June 9, 2004 5:19 PM
Upon reading the C++ Standard Library Style Guidelines (DRAFT 2001-01-15) many days back, I came to the conclusion that a lot of coding style that I was so used to were considered deprecated. Even though guidelines are not rules and need not be adhered to in a strict manner, they do increase readability by a substantial factor.
This was one of the common
mistakes cases of bad
style of coding that I used to follow. Ugh, unlearning is so uncool!
char* a = "Hello"; char& b = *a; //Not char *a = "Hello"; char &b = *a;
The reason given is:
In C++, definitions are mixed with executable code. Here, p is being initialized, not *p. This is near-universal practice among C++ programmers; it is normal for C hackers to switch spontaneously as they gain experience.

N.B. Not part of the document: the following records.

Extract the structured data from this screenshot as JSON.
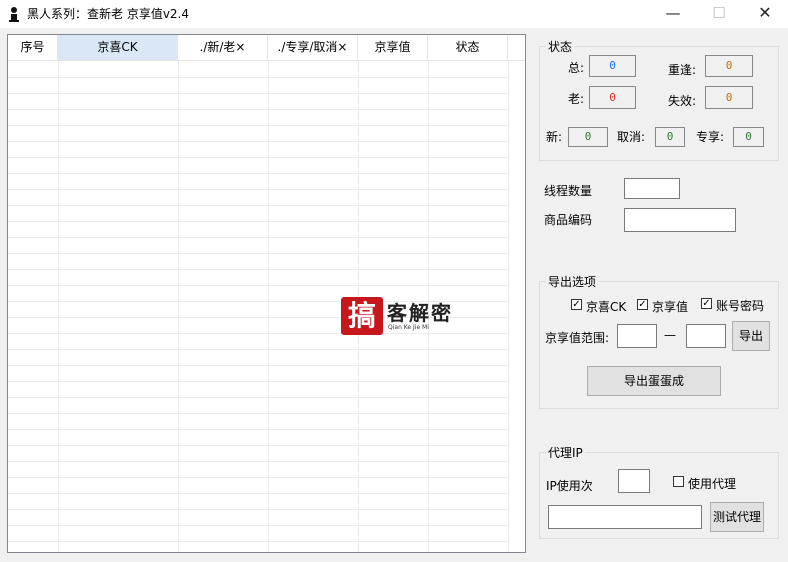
{
  "window": {
    "title": "黑人系列：查新老 京享值v2.4",
    "min_glyph": "—",
    "max_glyph": "☐",
    "close_glyph": "✕"
  },
  "table": {
    "columns": [
      "序号",
      "京喜CK",
      "./新/老×",
      "./专享/取消×",
      "京享值",
      "状态"
    ],
    "selected_column": 1
  },
  "status_group": {
    "title": "状态",
    "total_label": "总:",
    "total_value": "0",
    "repeat_label": "重逢:",
    "repeat_value": "0",
    "old_label": "老:",
    "old_value": "0",
    "fail_label": "失效:",
    "fail_value": "0",
    "new_label": "新:",
    "new_value": "0",
    "cancel_label": "取消:",
    "cancel_value": "0",
    "exclusive_label": "专享:",
    "exclusive_value": "0"
  },
  "settings": {
    "threads_label": "线程数量",
    "threads_value": "",
    "product_code_label": "商品编码",
    "product_code_value": ""
  },
  "export_group": {
    "title": "导出选项",
    "options": [
      {
        "label": "京喜CK",
        "checked": true
      },
      {
        "label": "京享值",
        "checked": true
      },
      {
        "label": "账号密码",
        "checked": true
      }
    ],
    "range_label": "京享值范围:",
    "range_from": "",
    "range_dash": "—",
    "range_to": "",
    "export_button": "导出",
    "export_egg_button": "导出蛋蛋成"
  },
  "proxy_group": {
    "title": "代理IP",
    "ip_uses_label": "IP使用次",
    "ip_uses_value": "",
    "use_proxy_label": "使用代理",
    "use_proxy_checked": false,
    "proxy_address_value": "",
    "test_proxy_button": "测试代理"
  },
  "watermark": {
    "glyph": "搞",
    "text": "客解密",
    "subtext": "Qian Ke Jie Mi"
  }
}
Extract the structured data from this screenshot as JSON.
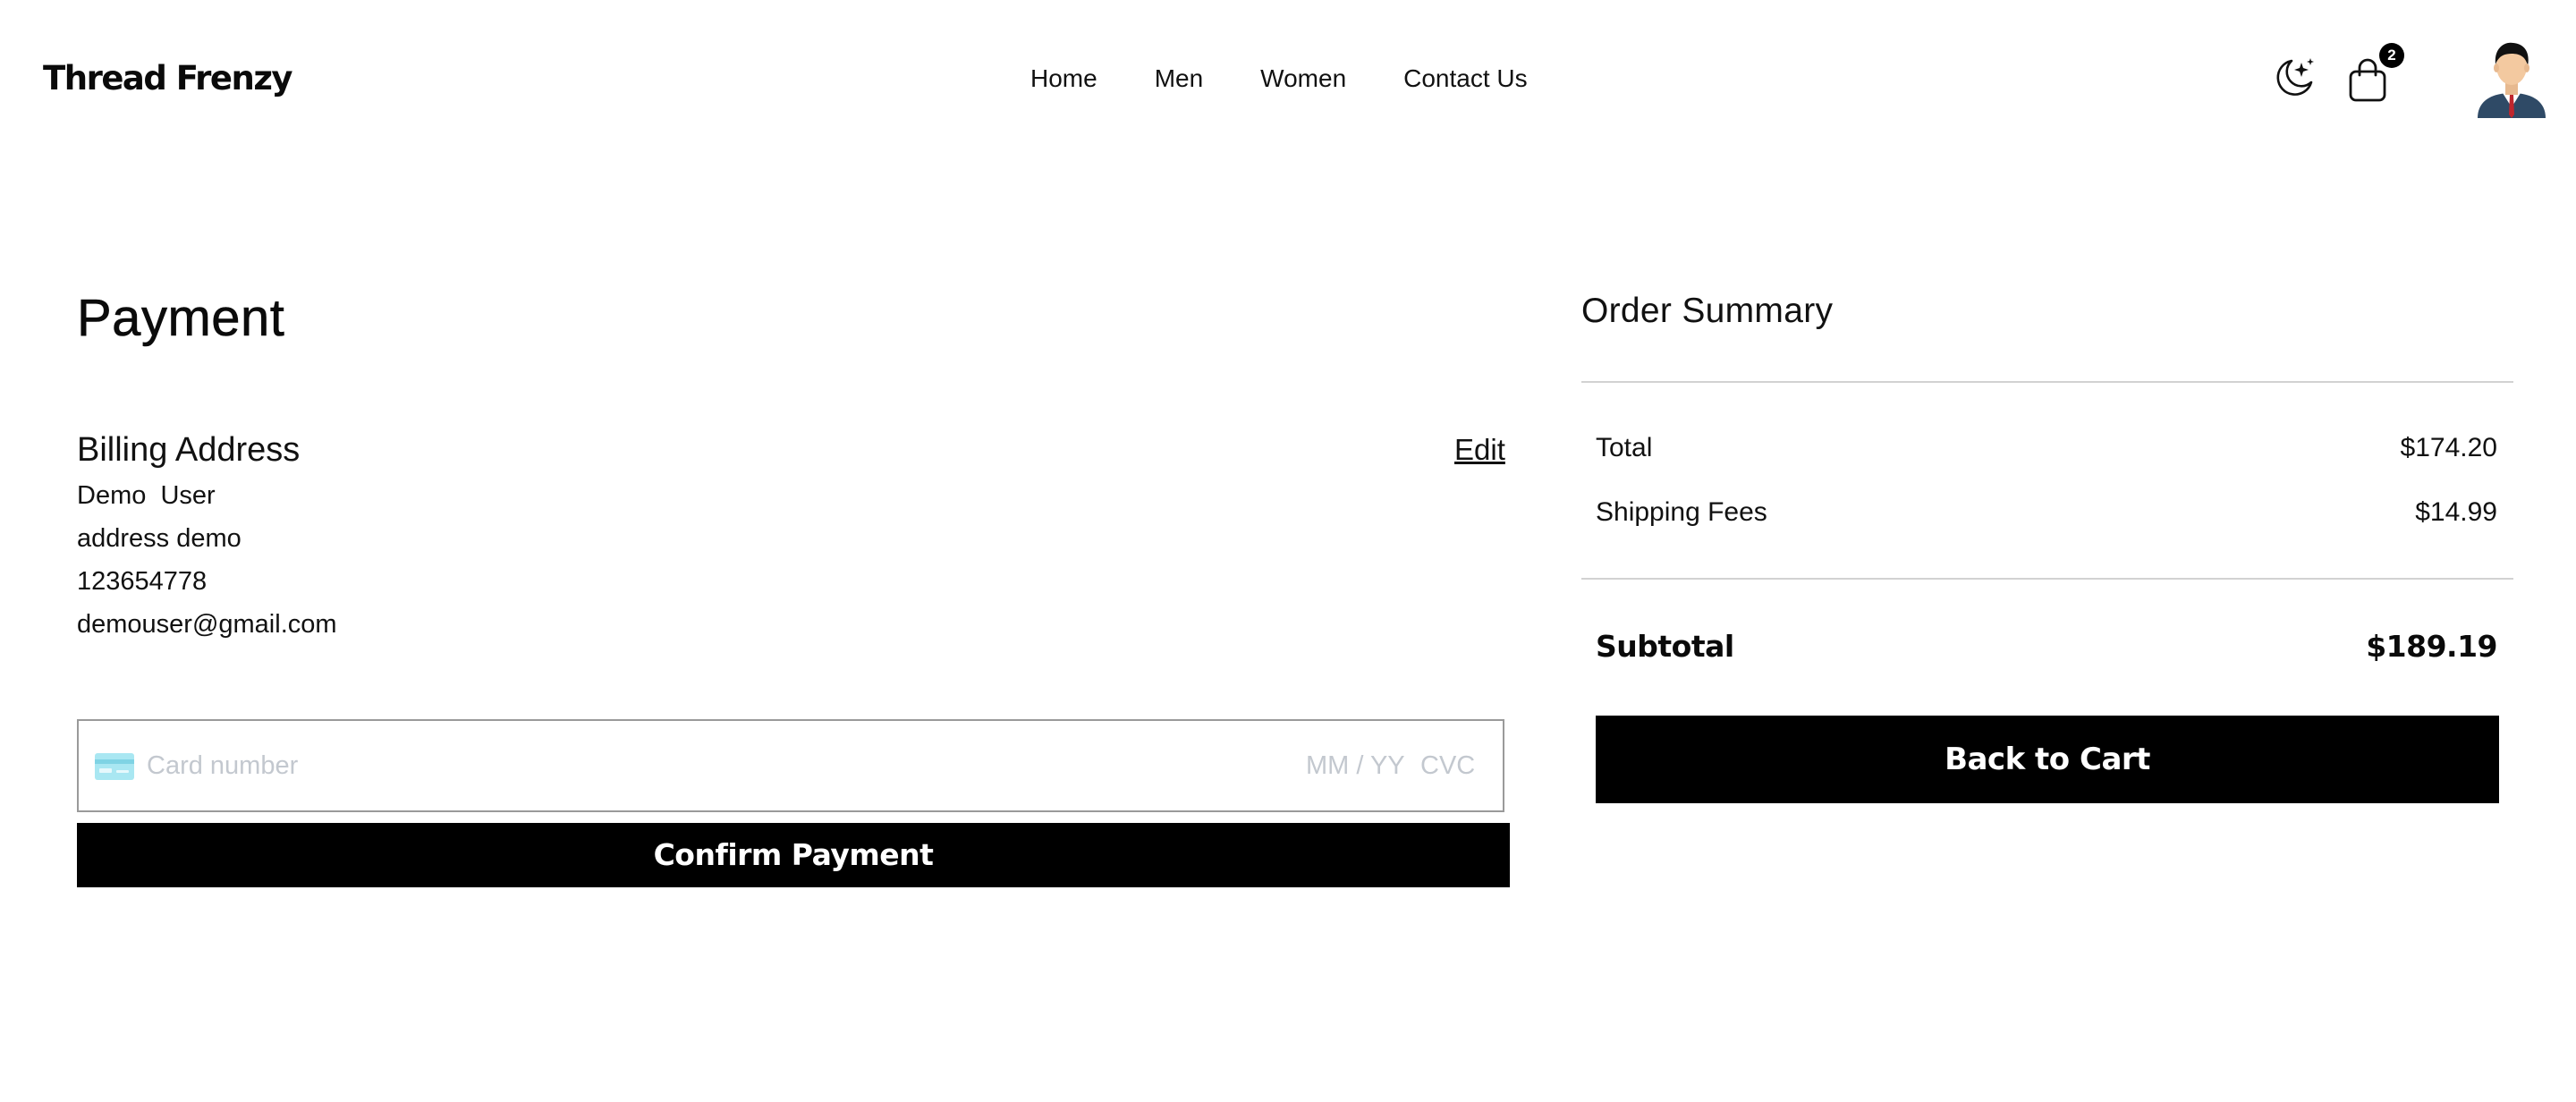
{
  "header": {
    "brand": "Thread Frenzy",
    "nav": [
      {
        "label": "Home"
      },
      {
        "label": "Men"
      },
      {
        "label": "Women"
      },
      {
        "label": "Contact Us"
      }
    ],
    "theme_icon": "moon-stars-icon",
    "cart_icon": "shopping-bag-icon",
    "cart_count": "2",
    "avatar_icon": "user-avatar-icon"
  },
  "payment": {
    "title": "Payment",
    "billing": {
      "heading": "Billing Address",
      "edit_label": "Edit",
      "name": "Demo  User",
      "address": "address demo",
      "phone": "123654778",
      "email": "demouser@gmail.com"
    },
    "card": {
      "icon": "credit-card-icon",
      "number_placeholder": "Card number",
      "expiry_placeholder": "MM / YY",
      "cvc_placeholder": "CVC"
    },
    "confirm_label": "Confirm Payment"
  },
  "summary": {
    "title": "Order Summary",
    "rows": [
      {
        "label": "Total",
        "value": "$174.20"
      },
      {
        "label": "Shipping Fees",
        "value": "$14.99"
      }
    ],
    "subtotal_label": "Subtotal",
    "subtotal_value": "$189.19",
    "back_label": "Back to Cart"
  },
  "colors": {
    "primary": "#000000",
    "background": "#ffffff",
    "divider": "#d2d2d2",
    "placeholder": "#c3c8cf",
    "card_icon": "#a9e7f2"
  }
}
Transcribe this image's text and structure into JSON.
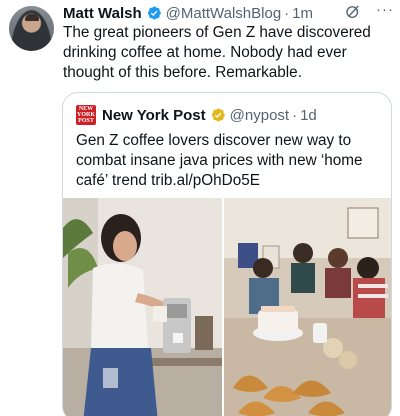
{
  "tweet": {
    "author_name": "Matt Walsh",
    "handle": "@MattWalshBlog",
    "separator": "·",
    "time": "1m",
    "text": "The great pioneers of Gen Z have discovered drinking coffee at home. Nobody had ever thought of this before. Remarkable.",
    "more": "···"
  },
  "quote": {
    "logo_line1": "NEW",
    "logo_line2": "YORK",
    "logo_line3": "POST",
    "author_name": "New York Post",
    "handle": "@nypost",
    "separator": "·",
    "time": "1d",
    "text": "Gen Z coffee lovers discover new way to combat insane java prices with new ‘home café’ trend trib.al/pOhDo5E"
  },
  "icons": {
    "verified": "verified-badge-icon",
    "verified_gold": "verified-gold-badge-icon",
    "grok": "grok-icon",
    "more": "more-options-icon"
  },
  "colors": {
    "text": "#0f1419",
    "secondary": "#536471",
    "verified_blue": "#1d9bf0",
    "verified_gold": "#e2b719",
    "nypost_red": "#cc1f26",
    "border": "#cfd9de"
  }
}
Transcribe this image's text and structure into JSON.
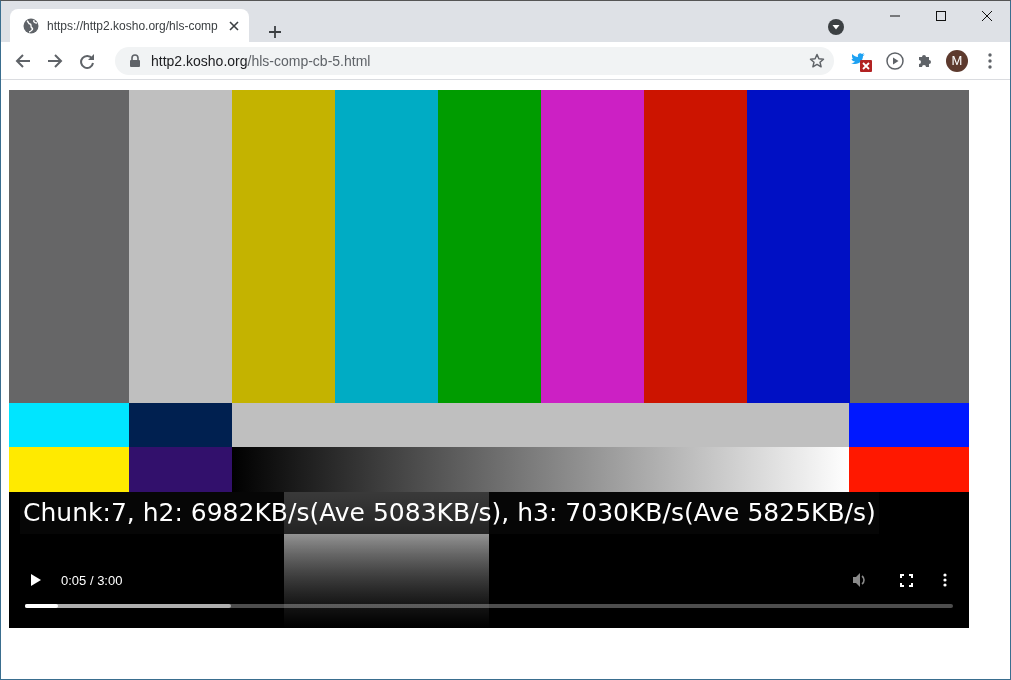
{
  "tabs": [
    {
      "title": "https://http2.kosho.org/hls-comp",
      "selected": true
    }
  ],
  "address": {
    "host": "http2.kosho.org",
    "path": "/hls-comp-cb-5.html"
  },
  "profile": {
    "initial": "M"
  },
  "video": {
    "caption": "Chunk:7, h2: 6982KB/s(Ave 5083KB/s), h3: 7030KB/s(Ave 5825KB/s)",
    "time": "0:05 / 3:00",
    "playing": false,
    "progress": {
      "played": {
        "level": 0.036
      },
      "buffered": {
        "level": 0.222
      }
    }
  }
}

Another one that caught my eye concerned with keywords such as extern, static, export, explicit, inline, etc. They go on the line above the function name.
virtual int foo() //Not virtual int foo()
The reason for this is:
GNU coding conventions dictate return types for functions are on a separate line than the function name and parameter list for definitions. For C++, where we have member functions that can be either inline definitions or declarations, keeping to this standard allows all member function names for a given class to be aligned to the same margin, increasing readability.